Latest update April 5th, 2025 5:50 AM
Mar 31, 2013 Features / Columnists, My Column
There is a saying; ‘If you don’t stand for something you will fall for anything’. Last week I saw the truth in this saying and I remarked at how the people of Guyana appeared to have been beaten into submission.
I had begun to recognize this for a long time, ever since the strike of 1999 came to an end, that many of those involved in it considered the end a letdown and a dissipation of their efforts for nearly two months. They had gone on strike for better pay and they recognized that they would not be paid for the days they refused to work.
They were public servants who were earning little as it was, but that they would stand up for something at great sacrifice to themselves was something worth remembering. Some of them were pregnant nurses; most were office workers and more than a few were people who held executive office.
They shut down the wharves until the various businesses began to complain. And here I must remark at the selfish nature of the business community. The various business owners would sit back and offer what they hoped would pass for support because they did not want to offend for fear of attacks. At the same time they would not want the authorities to know that they were actually giving the strikers anything because they feared reprisal.
When that strike started to bite the businessmen raised their voices to high heavens in condemnation of the strike although they knew that once the public servant got a pay increase they too would squeeze any increase they could out of the very public servant. So they screamed to the authorities, some to the government to make peace with the striking workers and others to the authorities to bring out the police to forcefully end the strike or at least to clear the wharves.
The police did come out and they shot at the strikers, to the extent that to this day many policemen are afraid to undergo medical attention at the Georgetown Public Hospital. I knew back then that the police dared not go to seek help from the doctors and workers they shot at.
The strike ended abruptly and I saw another thing; I saw trade unionists turning on the very people on whom they depended for their existence. I was outside the Guyana Public Service Union that night when angry public servants descended on the union hall. I saw a minibus take off east along Regent Road, then turn and head straight at the people in the crowd at speed. A young man got hit and the bus sped away.
That was when I knew that the GPSU would never get nurses to strike again, although the union leaders claimed that in the first instance they were sucked in because they never authorized the strike.
Life went on until former President Bharrat Jagdeo decided to liberalise radio in Guyana. Indeed that was a good thing, because the monopoly had become such that unless one was supporting the government, then one did not have a voice on radio. However, the allocation of the licences to private people left a bitter taste in the mouths of many. They cried discrimination because they saw that most of the multiple frequencies went to people close to Jagdeo and his political party.
And strange as this may seem, some of those named are still to get their licences. I thought that once the President pronounced the issue was a done deal. But one potential radio owner has said that he is awaiting his licence and that he cannot do anything until he gets it.
Those who were opposed to the manner in which the frequencies were allocated, and to whom none was given, opted on many courses of action. One of these was a street protest. I saw some people who had applied for their licences for as long as a decade meeting to plan measures. In the first instance they agreed to a demonstration.
Lo and behold, when it was time for the demonstration only three of them were there. The protest outside one of the media houses shocked me. Not one from among the management or the staff joined the protest line. That was when I realized that there will always be talk, but don’t expect action for the most part.
The government knows this and uses it to its advantage. It has done some controversial things such as construct the Skeldon sugar factory. This was the largest investment in the history of the country, even higher than the construction of the Soesdyke/Linden Highway. That factory is a dud, using more cane than its fifty-year-older predecessor and producing even less sugar.
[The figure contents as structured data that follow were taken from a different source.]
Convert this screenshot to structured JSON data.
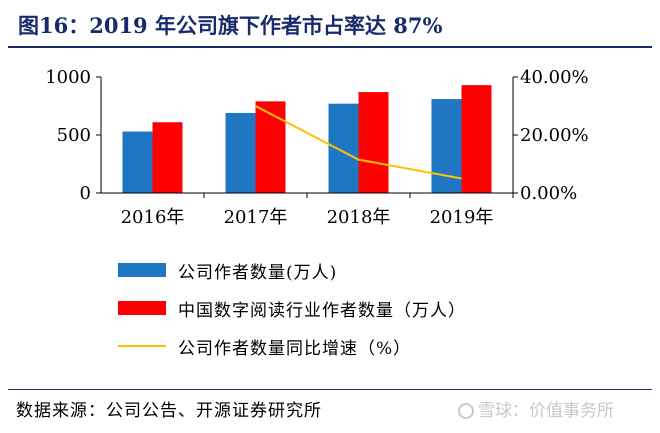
{
  "title": "图16：2019 年公司旗下作者市占率达 87%",
  "source": "数据来源：公司公告、开源证券研究所",
  "watermark": "雪球：价值事务所",
  "chart_data": {
    "type": "bar",
    "categories": [
      "2016年",
      "2017年",
      "2018年",
      "2019年"
    ],
    "series": [
      {
        "name": "公司作者数量(万人)",
        "type": "bar",
        "axis": "left",
        "color": "#1f77c4",
        "values": [
          530,
          690,
          770,
          810
        ]
      },
      {
        "name": "中国数字阅读行业作者数量（万人）",
        "type": "bar",
        "axis": "left",
        "color": "#ff0000",
        "values": [
          610,
          790,
          870,
          930
        ]
      },
      {
        "name": "公司作者数量同比增速（%）",
        "type": "line",
        "axis": "right",
        "color": "#ffc000",
        "values": [
          null,
          0.3,
          0.115,
          0.05
        ]
      }
    ],
    "y_left": {
      "min": 0,
      "max": 1000,
      "ticks": [
        0,
        500,
        1000
      ],
      "tick_labels": [
        "0",
        "500",
        "1000"
      ]
    },
    "y_right": {
      "min": 0,
      "max": 0.4,
      "ticks": [
        0,
        0.2,
        0.4
      ],
      "tick_labels": [
        "0.00%",
        "20.00%",
        "40.00%"
      ]
    },
    "grid": false,
    "legend_position": "bottom"
  }
}
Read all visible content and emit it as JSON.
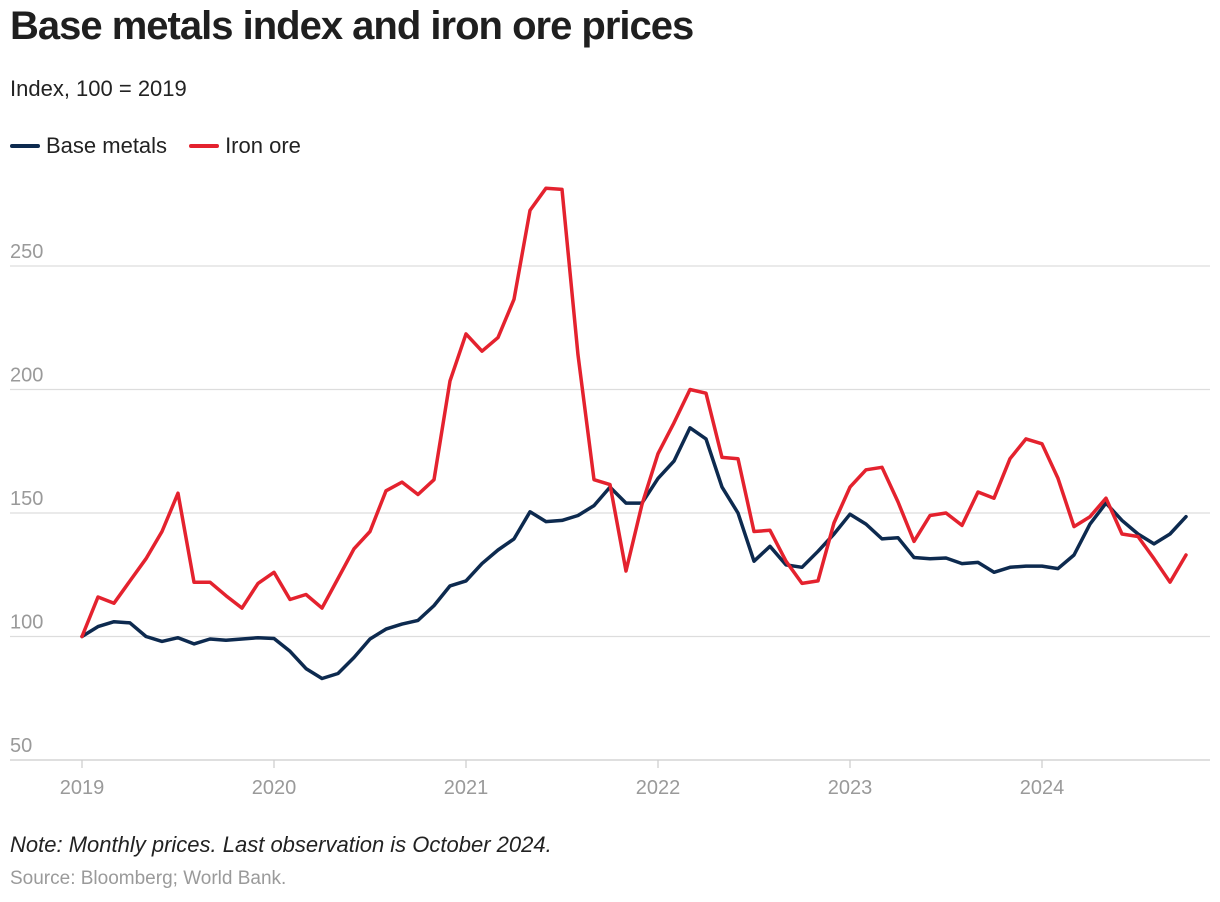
{
  "header": {
    "title": "Base metals index and iron ore prices",
    "subtitle": "Index, 100 = 2019"
  },
  "footer": {
    "note": "Note: Monthly prices. Last observation is October 2024.",
    "source": "Source: Bloomberg; World Bank."
  },
  "colors": {
    "base_metals": "#0d2a4f",
    "iron_ore": "#e4222e",
    "grid": "#dddddd",
    "tick_label": "#9a9a9a"
  },
  "chart_data": {
    "type": "line",
    "title": "Base metals index and iron ore prices",
    "subtitle": "Index, 100 = 2019",
    "xlabel": "",
    "ylabel": "",
    "x_start": "2019-01",
    "x_end": "2024-10",
    "frequency": "monthly",
    "xticks": [
      "2019",
      "2020",
      "2021",
      "2022",
      "2023",
      "2024"
    ],
    "yticks": [
      50,
      100,
      150,
      200,
      250
    ],
    "ylim": [
      50,
      285
    ],
    "grid": "horizontal",
    "legend": "top-left",
    "series": [
      {
        "name": "Base metals",
        "color": "#0d2a4f",
        "values": [
          100,
          104,
          106,
          105.5,
          100,
          98,
          99.5,
          97,
          99,
          98.5,
          99,
          99.5,
          99.2,
          94,
          87,
          83,
          85,
          91.5,
          99,
          103,
          105,
          106.5,
          112.5,
          120.5,
          122.5,
          129.5,
          135,
          139.5,
          150.5,
          146.5,
          147,
          149,
          153,
          160.5,
          154,
          154,
          164,
          171,
          184.5,
          180,
          160.5,
          150,
          130.5,
          136.5,
          129,
          128,
          134.5,
          141.5,
          149.5,
          145.5,
          139.5,
          140,
          132,
          131.5,
          131.8,
          129.5,
          130,
          126,
          128,
          128.5,
          128.5,
          127.5,
          133,
          145.5,
          154,
          147,
          141.5,
          137.5,
          141.5,
          148.5
        ]
      },
      {
        "name": "Iron ore",
        "color": "#e4222e",
        "values": [
          100,
          116,
          113.5,
          122.5,
          131.5,
          142.5,
          158,
          122,
          122,
          116.5,
          111.5,
          121.5,
          126,
          115,
          117,
          111.5,
          123.5,
          135.5,
          142.5,
          159,
          162.5,
          157.5,
          163.5,
          203.5,
          222.5,
          215.5,
          221,
          236.5,
          272.5,
          281.5,
          281,
          214,
          163.5,
          161.5,
          126.5,
          153.5,
          174,
          186.5,
          200,
          198.5,
          172.5,
          172,
          142.5,
          143,
          130.5,
          121.5,
          122.5,
          146,
          160.5,
          167.5,
          168.5,
          154.5,
          138.5,
          149,
          150,
          145,
          158.5,
          156,
          172,
          180,
          178,
          164,
          144.5,
          148.5,
          156,
          141.5,
          140.5,
          131.5,
          122,
          133
        ]
      }
    ]
  }
}
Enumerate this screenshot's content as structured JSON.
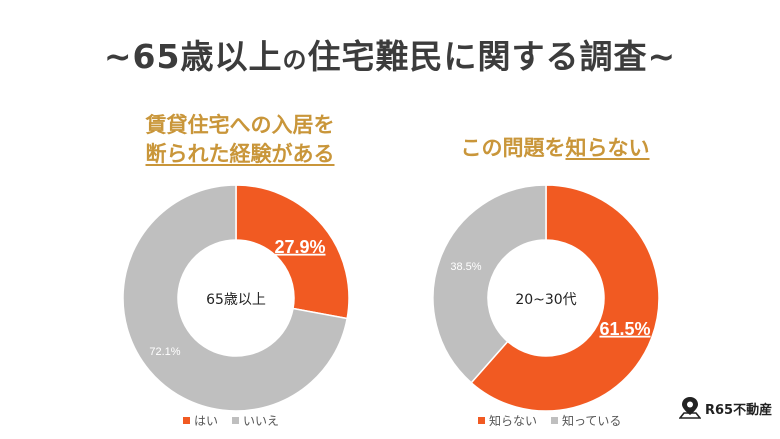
{
  "title": {
    "prefix": "~65歳以上",
    "connector": "の",
    "suffix": "住宅難民に関する調査~"
  },
  "subtitle_left": {
    "line1": "賃貸住宅への入居を",
    "line2": "断られた経験がある"
  },
  "subtitle_right": {
    "before": "この問題を",
    "underlined": "知らない"
  },
  "colors": {
    "orange": "#f15a22",
    "gray": "#bfbfbf",
    "gold": "#c9963a"
  },
  "chart_data": [
    {
      "type": "pie",
      "donut": true,
      "center_label": "65歳以上",
      "slices": [
        {
          "label": "はい",
          "value": 27.9,
          "display": "27.9%",
          "color": "#f15a22"
        },
        {
          "label": "いいえ",
          "value": 72.1,
          "display": "72.1%",
          "color": "#bfbfbf"
        }
      ]
    },
    {
      "type": "pie",
      "donut": true,
      "center_label": "20~30代",
      "slices": [
        {
          "label": "知らない",
          "value": 61.5,
          "display": "61.5%",
          "color": "#f15a22"
        },
        {
          "label": "知っている",
          "value": 38.5,
          "display": "38.5%",
          "color": "#bfbfbf"
        }
      ]
    }
  ],
  "logo": {
    "text": "R65不動産",
    "icon": "map-pin-icon"
  }
}
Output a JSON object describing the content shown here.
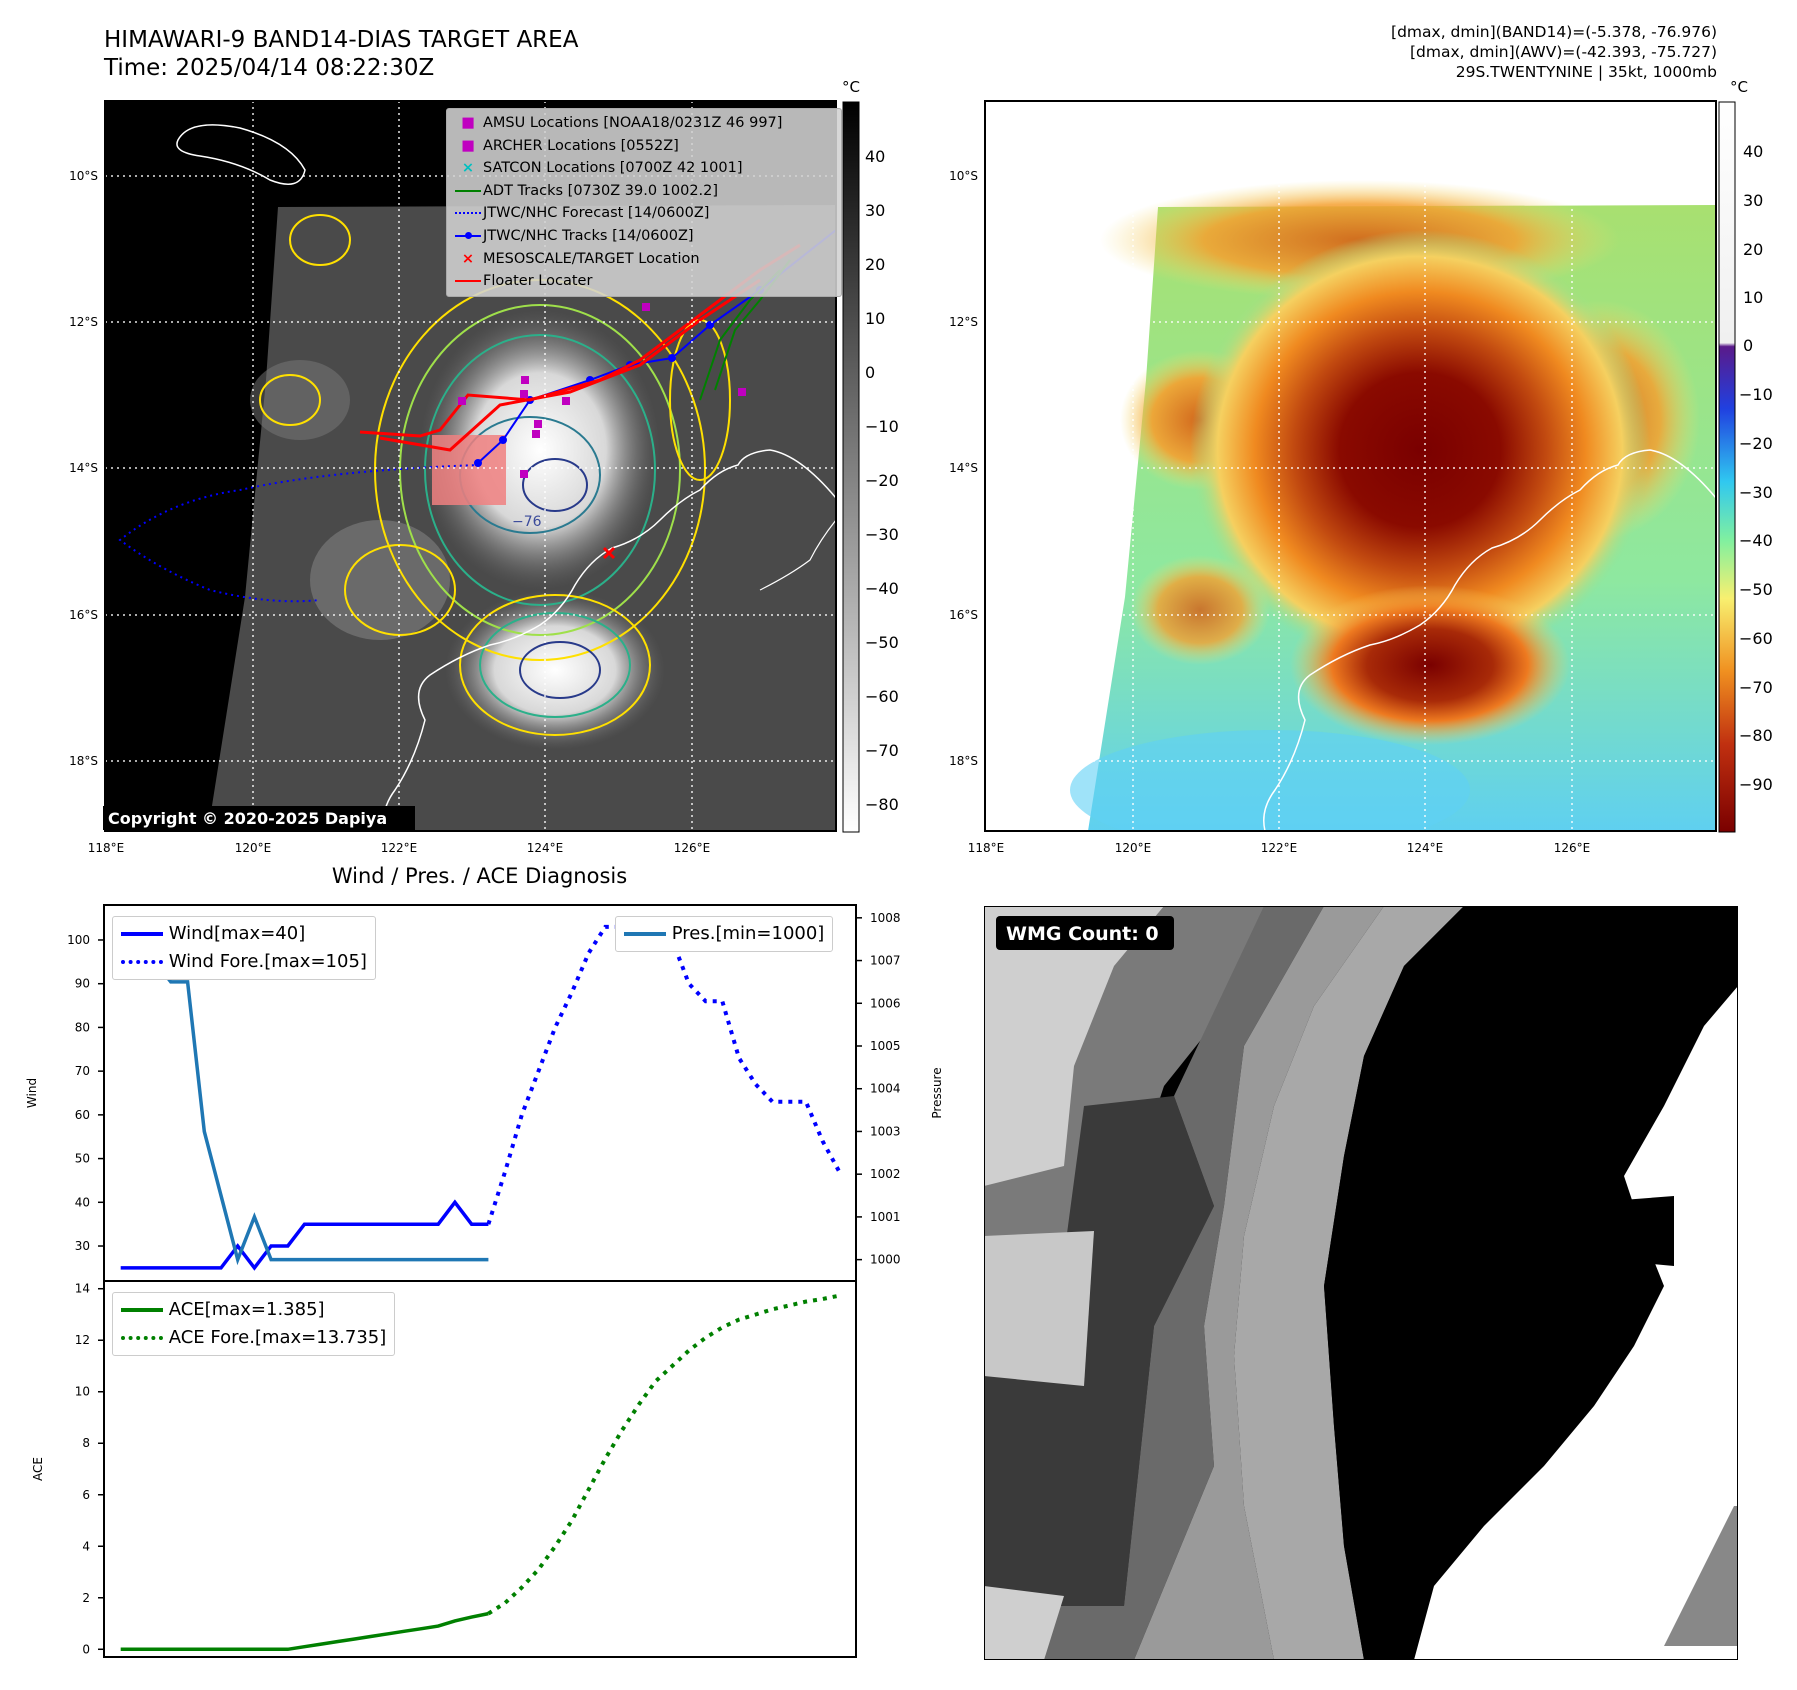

Guyanese have to repay this debt and they are not getting what they paid for. The protest is sporadic at best. The construction of the Marriott hotel falls into this category. Guyana cannot even fill those rooms that it has, yet the government is putting more rooms in place.
At best, this would put some of the rooms permanently out of circulation. Already, Eddy Grant’s Blue Wave hotel is closed. Protest against the Marriott hotel has been negligent, even the protest against the non-employment of Guyanese on the project.
It is clear that protest is something of the past. The political parties are hard-pressed to bring out their supporters to protest anything. There was a time when the People’s National Congress nearly brought the government to its knees. One doubts that this could ever happen again. People have been beaten into submission. Some say that they have become apathetic. The reason? Some fear that they would lose their jobs with those entities supportive of the government and they know that it is not easy to get a job anywhere.
Kaieteur News continues to highlight the woes and the government’s indiscretions, but even though this newspaper is not fazed, will it continue to be the voice of protest? Only time will tell.